Long draw

Barb is from New York and Sam is from Ghana. They were our across-the-street-neighbors for fifteen years when Sam decided to retire and he and Barb were off to Africa to raise poultry. Before she left, Barb bestowed upon Joanna a gift of her Walking Wheel.  Joanna had always wanted one and we were forever stopping to look at antique shops, farm sales, and auctions. Not one that we ever found was in very good shape, either the wheel was cracked or what we call the business end (the spindle assembly, including the Miner’s Head) was either broken or missing. As it happened, Barb’s wheel was missing its spindle assembly and we were fortunate to have been able to get Ken Lennox of Grand Rapids to turn a replacement for us. Watching Joanna use her wheel is really something to behold. She turns the large wheel with her right hand. This moves a band which drives the Miner’s Head which, via action of another drive band, turns the spindle.
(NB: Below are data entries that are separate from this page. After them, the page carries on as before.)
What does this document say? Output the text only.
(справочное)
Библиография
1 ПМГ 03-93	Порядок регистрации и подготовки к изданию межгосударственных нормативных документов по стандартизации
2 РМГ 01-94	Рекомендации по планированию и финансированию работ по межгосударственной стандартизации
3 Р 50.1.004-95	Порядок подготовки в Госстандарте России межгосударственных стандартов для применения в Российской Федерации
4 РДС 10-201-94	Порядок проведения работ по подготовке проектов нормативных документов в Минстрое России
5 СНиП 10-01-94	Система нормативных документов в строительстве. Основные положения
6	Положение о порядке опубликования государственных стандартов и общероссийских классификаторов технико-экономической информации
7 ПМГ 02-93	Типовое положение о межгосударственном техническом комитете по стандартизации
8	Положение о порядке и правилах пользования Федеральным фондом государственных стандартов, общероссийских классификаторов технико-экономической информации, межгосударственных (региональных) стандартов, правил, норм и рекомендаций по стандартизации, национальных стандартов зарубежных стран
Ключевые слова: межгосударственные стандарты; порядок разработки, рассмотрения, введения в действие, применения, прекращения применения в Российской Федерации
It is the rotation of the spindle that twists and spins the wool. As this is happening Joanna walks away from the spindle in a motion called drafting. As she walks she sweeps her left hand back, slowly, while allowing little bits of wool to pass through her fingers. Because wool fibers are rough and grab on to one another the fibers form a continuous, lengthening, thread. With her left arm now in back of her she sweeps it to the right, across her body and toward the wheel, such that rather than adding additional twist to  the wool the rotating spindle now acts to wind-on the completed length of thread. She walks toward the spindle and the thread accumulates there. Now she is ready to long draw, away from the spindle, once more … and then toward the spindle to wind-on. And back, and forth, and back, and forth … and thus the name of this wonderful contraption … a Walking Wheel. It really is a treat to watch. I do not yet have the capacity to post videos on this Pairodox blog, and I don’t think Joanna would be too keen to be filmed in any case, so click this link to view a YouTube video of a women demonstrating the long draw.

8 thoughts on “Long draw

  1. Pingback: Blogging Anniversary with Post No. 63. Equal to: 42 Plus (42 Divided by 2) | Theory and Practice of Trying to Combine Just Anything

    • You hit the nail on the head Maurice. Joanna derives much pleasure from doing things the ‘old fashioned’ way. She feels like she reduces her footprint and at the same time, perhaps, does her part to slow this whole thing down just a bit. She takes great pride in doing all that she can to avoid using the clothes dryer. Rather than doing so she hangs the wet clothes about the house (mostly near the woods stoves)! She and I always comment to one another that we would have done pretty darn well 100-200 years ago … no problem … no worries! D

    • Hi there Seonaid … Joanna would agree. She enjoys living ‘back in time’ whenever possible. She takes it as a personal challenge, and a source of great pride, to hang the laundry here and there about the house and go without using the clothes dryer! She also very much enjoys the entire process of creating clothing from raw wool – the use of the Great Wheel has added just another dimension to the process. Thanks for stopping in and for taking the time to reflect. Have a great day. D

        • Well … I can tell you that Joanna finds it very relaxing and satisfying. You’ve got to have just the right personality for it however. Joanna can spin, and spin, and spin, all day long – and love it. I know I would find it impossible to focus for that long. D

  2. I am in awe of the patience this process requires. It requires skill and talent, both of which Joanna has in abundance. Her work is a testimony to her perfection of the craft. Dramatic shots.